Porque, en los terrenos de Vox, siempre tienen la de ganar: «Si hablas de inmigración, la valla más alta siempre va a ser la de Vox». Y, para terminar, la senda marcada ayer por Feijóo: invitarlos a formar parte del sistema. Como pasó con Ciudadanos. O con Podemos.
Ayer habló donde Alsina –Más de Uno, Onda Cero– el presidente en funciones de Aragón. Reconoció que su resultado «no es redondo» y culpó de la subida de Vox a la «polarización» de Sánchez. Se desentendió del cameo estelar de Vito Quiles y, lo mollar, desveló su hoja de ruta: una ronda de contactos en la que, en verdad, sólo importa un partido: Vox, con el que se tendrá que entender para ser reelegido y poder dar estabilidad a la región. La máxima: «Ni va a ser la posición de un partido político ni la del otro, sino el lugar en el que nos podamos encontrar porque Vox no puede pretender que su programa electoral sea aceptado por el PP porque no lo vamos a hacer. Como tampoco espero que Vox acepte mi programa electoral desde la A hasta la Z». El acuerdo llegará justamente entre dos puntos, justamente en la mitad. Tal y como después reclamó Feijóo.
En el discurso ante los cuadros populares, el presidente nacional del PP dejó entrever que ha llegado la hora de entablar una nueva relación con Vox. Por lo que toca «hacer las cosas diferentes» a como se hicieron en el pasado. Ergo: «No repetir los errores de 2023». Y puso sus condiciones: «Respeto a nuestros votantes, que son la mayoría y los que han ganado». A la euforia de un perdedor que escenifica haber sido el ganador, un recordatorio: «No confundan un buen resultado con ser terceros, no confundan los adversarios y no confundan las prioridades».
Porque una cosa es pactar y otra, tragar. «No somos lo mismo, no nos vamos a poner de acuerdo en todo, pero seguro que hay puntos de acuerdo coherentes. Lo que acordemos de forma razonable, se hará. Y lo que no acordemos porque no está en la Constitución y en las leyes, no se hará».
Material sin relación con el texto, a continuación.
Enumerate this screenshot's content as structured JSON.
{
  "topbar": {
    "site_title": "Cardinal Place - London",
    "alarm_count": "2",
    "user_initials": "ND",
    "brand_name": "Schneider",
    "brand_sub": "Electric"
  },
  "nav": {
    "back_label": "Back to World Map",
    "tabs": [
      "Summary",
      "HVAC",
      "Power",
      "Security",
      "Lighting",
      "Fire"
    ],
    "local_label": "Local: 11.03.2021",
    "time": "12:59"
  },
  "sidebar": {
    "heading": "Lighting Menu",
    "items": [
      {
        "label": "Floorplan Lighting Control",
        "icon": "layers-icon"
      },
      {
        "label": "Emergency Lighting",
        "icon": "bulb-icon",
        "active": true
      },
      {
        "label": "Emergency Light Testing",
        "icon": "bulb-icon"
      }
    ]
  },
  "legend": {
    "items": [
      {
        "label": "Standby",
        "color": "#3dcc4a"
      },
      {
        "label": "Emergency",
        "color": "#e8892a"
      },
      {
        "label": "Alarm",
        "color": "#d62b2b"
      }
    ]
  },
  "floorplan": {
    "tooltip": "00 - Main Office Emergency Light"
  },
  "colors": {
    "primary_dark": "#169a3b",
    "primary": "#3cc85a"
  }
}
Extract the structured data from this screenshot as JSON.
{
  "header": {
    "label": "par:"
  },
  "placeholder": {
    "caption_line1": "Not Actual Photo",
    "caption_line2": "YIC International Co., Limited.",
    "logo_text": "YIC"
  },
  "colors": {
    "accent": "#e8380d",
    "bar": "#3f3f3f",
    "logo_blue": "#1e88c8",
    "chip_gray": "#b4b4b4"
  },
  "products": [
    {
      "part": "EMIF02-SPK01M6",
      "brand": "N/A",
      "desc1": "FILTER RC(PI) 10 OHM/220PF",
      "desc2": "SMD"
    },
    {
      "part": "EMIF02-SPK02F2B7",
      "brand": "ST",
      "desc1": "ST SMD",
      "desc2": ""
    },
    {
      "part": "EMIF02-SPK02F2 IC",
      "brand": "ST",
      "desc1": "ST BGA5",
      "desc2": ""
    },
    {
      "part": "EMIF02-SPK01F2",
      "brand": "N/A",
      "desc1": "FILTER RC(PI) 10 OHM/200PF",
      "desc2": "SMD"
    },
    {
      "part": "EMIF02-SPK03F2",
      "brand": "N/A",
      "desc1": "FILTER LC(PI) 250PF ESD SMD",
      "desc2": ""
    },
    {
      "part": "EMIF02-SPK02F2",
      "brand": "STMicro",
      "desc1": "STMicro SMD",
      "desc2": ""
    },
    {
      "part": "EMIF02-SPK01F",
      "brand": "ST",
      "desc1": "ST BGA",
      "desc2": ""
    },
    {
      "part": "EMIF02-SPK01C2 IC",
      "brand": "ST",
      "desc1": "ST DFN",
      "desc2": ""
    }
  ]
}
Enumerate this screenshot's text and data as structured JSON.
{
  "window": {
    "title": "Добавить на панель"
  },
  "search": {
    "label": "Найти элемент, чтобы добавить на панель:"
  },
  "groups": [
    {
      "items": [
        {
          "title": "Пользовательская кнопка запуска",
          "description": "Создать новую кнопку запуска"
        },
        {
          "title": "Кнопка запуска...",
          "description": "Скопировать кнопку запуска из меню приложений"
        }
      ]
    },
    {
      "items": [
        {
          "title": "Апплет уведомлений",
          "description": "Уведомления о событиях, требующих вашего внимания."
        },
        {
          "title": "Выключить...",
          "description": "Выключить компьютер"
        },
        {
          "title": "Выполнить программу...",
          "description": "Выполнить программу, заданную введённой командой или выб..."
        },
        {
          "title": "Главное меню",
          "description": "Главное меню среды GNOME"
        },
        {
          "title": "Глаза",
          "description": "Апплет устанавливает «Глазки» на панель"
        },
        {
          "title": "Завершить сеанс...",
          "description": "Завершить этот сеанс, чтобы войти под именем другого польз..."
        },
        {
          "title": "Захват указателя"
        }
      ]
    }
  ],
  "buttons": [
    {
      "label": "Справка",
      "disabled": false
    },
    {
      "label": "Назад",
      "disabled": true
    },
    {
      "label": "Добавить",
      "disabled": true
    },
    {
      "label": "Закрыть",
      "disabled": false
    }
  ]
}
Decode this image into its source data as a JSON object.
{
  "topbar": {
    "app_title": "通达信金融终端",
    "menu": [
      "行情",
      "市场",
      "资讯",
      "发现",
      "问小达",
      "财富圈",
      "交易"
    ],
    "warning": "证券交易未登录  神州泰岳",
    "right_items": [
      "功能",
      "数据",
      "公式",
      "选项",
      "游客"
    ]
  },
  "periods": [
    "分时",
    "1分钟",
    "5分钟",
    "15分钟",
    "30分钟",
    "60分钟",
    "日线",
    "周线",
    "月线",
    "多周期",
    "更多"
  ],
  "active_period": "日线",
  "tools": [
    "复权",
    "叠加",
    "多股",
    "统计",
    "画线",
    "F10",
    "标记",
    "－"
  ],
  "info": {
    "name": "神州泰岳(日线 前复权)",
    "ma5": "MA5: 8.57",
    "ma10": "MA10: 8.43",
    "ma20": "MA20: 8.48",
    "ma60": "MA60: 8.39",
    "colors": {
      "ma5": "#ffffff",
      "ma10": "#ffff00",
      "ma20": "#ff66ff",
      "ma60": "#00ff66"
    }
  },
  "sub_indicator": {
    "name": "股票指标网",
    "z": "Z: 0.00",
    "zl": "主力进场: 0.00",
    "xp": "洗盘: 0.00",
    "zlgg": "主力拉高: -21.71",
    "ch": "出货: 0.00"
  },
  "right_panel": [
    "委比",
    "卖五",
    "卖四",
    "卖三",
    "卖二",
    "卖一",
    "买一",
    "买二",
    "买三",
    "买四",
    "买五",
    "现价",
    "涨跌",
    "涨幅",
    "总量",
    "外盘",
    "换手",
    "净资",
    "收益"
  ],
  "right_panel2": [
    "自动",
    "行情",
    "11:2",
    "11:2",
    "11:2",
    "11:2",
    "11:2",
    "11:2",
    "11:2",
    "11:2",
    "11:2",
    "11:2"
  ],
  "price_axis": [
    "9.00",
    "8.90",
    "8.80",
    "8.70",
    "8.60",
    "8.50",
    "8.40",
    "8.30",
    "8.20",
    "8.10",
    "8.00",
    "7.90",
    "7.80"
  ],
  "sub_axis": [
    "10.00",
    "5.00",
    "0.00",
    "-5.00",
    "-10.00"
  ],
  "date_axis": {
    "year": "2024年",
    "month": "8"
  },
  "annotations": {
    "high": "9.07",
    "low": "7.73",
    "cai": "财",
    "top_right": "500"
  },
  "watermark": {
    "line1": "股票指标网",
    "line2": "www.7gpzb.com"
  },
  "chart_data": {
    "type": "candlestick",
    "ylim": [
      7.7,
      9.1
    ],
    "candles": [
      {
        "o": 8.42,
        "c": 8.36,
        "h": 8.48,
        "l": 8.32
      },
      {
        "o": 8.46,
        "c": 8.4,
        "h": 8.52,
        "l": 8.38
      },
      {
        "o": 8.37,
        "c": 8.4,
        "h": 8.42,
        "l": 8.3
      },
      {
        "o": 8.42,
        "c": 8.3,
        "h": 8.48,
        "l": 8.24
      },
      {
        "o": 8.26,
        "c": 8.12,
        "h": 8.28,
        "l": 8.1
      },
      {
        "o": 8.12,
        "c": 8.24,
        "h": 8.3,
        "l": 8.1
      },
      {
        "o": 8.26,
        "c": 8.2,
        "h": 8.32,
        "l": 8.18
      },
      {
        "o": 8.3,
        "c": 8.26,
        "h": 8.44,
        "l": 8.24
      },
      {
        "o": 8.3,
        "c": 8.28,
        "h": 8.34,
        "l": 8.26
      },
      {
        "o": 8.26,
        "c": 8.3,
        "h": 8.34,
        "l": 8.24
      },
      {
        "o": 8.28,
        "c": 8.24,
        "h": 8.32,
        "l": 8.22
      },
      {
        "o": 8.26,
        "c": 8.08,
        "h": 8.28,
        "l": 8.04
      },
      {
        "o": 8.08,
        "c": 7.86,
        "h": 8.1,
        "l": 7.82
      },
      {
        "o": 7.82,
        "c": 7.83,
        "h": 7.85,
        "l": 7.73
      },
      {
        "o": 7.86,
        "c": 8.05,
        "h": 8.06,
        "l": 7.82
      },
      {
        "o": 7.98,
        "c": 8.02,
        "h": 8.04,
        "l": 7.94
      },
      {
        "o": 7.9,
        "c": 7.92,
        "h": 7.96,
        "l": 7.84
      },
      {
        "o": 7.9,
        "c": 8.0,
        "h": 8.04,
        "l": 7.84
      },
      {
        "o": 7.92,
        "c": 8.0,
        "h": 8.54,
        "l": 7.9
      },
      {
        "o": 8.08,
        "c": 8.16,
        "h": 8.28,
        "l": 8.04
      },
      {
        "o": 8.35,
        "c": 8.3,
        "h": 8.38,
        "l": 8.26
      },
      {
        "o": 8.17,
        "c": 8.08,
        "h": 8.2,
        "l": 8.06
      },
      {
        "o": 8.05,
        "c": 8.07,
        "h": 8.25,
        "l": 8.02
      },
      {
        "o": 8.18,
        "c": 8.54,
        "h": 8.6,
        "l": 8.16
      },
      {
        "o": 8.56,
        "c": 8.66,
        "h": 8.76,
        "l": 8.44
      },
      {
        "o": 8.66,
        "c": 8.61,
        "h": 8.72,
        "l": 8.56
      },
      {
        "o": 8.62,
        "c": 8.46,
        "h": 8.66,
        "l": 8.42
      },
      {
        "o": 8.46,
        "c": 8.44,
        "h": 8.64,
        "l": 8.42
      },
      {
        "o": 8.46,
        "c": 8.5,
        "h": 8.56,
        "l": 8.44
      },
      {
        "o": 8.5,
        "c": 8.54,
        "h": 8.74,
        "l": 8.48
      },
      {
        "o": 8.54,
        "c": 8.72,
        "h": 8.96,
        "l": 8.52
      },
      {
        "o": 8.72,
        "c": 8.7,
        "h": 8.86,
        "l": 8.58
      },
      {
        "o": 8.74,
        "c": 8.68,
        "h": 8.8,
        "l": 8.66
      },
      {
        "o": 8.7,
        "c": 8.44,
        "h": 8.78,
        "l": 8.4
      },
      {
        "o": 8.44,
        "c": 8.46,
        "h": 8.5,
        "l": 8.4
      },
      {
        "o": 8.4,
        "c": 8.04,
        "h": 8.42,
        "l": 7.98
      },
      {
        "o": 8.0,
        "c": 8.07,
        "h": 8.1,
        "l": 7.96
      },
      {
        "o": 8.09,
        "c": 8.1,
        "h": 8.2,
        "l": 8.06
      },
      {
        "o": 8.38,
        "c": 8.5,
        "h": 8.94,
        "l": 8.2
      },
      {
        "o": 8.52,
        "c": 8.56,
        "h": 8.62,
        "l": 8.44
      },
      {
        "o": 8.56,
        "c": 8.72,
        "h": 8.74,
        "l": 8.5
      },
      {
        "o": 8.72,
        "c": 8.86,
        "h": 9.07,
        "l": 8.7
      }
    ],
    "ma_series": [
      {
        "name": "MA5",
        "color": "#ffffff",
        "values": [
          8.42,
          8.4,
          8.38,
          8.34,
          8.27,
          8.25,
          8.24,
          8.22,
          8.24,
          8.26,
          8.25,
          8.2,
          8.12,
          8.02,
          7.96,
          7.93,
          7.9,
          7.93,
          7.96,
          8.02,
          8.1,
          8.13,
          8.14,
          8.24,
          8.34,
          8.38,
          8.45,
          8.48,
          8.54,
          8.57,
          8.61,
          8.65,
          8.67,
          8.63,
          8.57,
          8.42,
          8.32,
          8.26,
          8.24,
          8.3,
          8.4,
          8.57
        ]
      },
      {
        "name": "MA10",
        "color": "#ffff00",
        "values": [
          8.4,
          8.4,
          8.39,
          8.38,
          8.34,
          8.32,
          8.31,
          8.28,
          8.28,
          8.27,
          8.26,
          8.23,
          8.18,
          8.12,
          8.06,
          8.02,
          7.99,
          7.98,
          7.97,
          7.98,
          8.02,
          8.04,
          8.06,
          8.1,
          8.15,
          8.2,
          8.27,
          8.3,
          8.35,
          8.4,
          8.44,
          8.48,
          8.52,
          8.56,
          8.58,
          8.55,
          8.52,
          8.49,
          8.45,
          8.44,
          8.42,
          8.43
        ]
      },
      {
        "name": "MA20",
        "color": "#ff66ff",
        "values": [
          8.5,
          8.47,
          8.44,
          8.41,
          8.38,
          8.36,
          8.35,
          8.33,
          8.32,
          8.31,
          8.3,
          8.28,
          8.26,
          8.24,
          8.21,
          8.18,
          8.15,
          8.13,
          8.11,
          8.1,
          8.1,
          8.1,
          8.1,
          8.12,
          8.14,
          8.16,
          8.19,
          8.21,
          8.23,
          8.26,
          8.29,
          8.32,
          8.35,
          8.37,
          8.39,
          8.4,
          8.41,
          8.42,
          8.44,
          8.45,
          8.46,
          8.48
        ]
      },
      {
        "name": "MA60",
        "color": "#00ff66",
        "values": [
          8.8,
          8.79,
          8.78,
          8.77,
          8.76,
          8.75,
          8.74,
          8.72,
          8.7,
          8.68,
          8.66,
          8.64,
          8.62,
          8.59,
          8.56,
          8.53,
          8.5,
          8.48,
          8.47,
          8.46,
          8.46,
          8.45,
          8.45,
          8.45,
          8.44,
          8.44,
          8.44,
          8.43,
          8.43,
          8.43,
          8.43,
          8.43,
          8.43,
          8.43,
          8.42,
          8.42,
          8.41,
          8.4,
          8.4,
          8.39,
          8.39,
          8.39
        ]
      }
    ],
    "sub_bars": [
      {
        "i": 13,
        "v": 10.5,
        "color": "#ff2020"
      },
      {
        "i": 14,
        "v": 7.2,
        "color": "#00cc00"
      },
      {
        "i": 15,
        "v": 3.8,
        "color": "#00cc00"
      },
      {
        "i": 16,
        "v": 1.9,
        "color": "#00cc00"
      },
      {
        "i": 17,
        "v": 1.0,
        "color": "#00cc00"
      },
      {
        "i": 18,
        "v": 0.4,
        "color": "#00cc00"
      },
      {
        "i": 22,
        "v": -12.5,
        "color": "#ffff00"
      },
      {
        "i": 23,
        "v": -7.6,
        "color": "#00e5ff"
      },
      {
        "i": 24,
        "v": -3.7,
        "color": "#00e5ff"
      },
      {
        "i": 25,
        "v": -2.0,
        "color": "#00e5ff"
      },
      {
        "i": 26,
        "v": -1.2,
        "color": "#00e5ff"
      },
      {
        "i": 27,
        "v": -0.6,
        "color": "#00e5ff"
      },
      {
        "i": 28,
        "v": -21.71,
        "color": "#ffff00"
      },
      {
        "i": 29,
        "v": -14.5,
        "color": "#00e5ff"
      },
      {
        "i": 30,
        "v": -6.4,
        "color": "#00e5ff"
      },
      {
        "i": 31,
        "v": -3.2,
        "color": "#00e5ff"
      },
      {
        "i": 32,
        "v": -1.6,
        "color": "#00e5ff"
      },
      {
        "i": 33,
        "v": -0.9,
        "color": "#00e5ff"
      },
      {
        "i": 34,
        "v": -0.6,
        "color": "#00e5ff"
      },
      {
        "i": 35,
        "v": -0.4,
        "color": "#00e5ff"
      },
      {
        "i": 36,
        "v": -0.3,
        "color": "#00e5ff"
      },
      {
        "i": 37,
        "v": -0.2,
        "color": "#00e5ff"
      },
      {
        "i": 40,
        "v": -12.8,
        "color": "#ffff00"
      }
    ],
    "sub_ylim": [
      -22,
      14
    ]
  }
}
Por tanto, invitó al partido verde a remar en la misma dirección, y no en otra, para poner fin al Gobierno de Sánchez. «Vox no puede convertirse en un muro, porque los españoles no han votado eso y porque yo no soy Sánchez. Aquí se convence, no se impone; aquí se respeta al más votado, no se hace lo que diga la minoría o nada; aquí se gobierna para todos, también para quienes no nos han votado. Por eso, muros, no».
Según manifestó, los votantes que han optado por PP y Vox en Extremadura o Aragón, están «esperando una alternativa» y su compromiso, es «no frustrarla». Por eso, ante la posibilidad de que en Extremadura se consume el rechazo anunciado a la investidura de María Guardiola, lanzó una advertencia: «Igual que han castigado a un mal Gobierno», los electores también pueden «castigar a quien no deje gobernar». Y apuntilló, otra vez: «No nos vamos a confundir de prioridades».
A Pedro Sánchez, verdadero adversario, le estampó los resultados de Aragón para enseñarle la puerta de salida: «La gente ya no le soporta. Por eso, me pregunto: ¿Cuántos tortazos electorales más necesita para entenderlo? ¿Cuántos peores resultados del socialismo le hacen falta para reaccionar? ¿Cuántas debacles más para que se vaya?». Y tiró de metáforas: «Tanto ocuparse de Marte y nadie le ha dicho que el que está a años luz de España, es él (...). Si quiere hacer oídos sordos pensando que libra la Guerra de las Galaxias cuando lo suyo se parece a Torrente, presidente; allá él».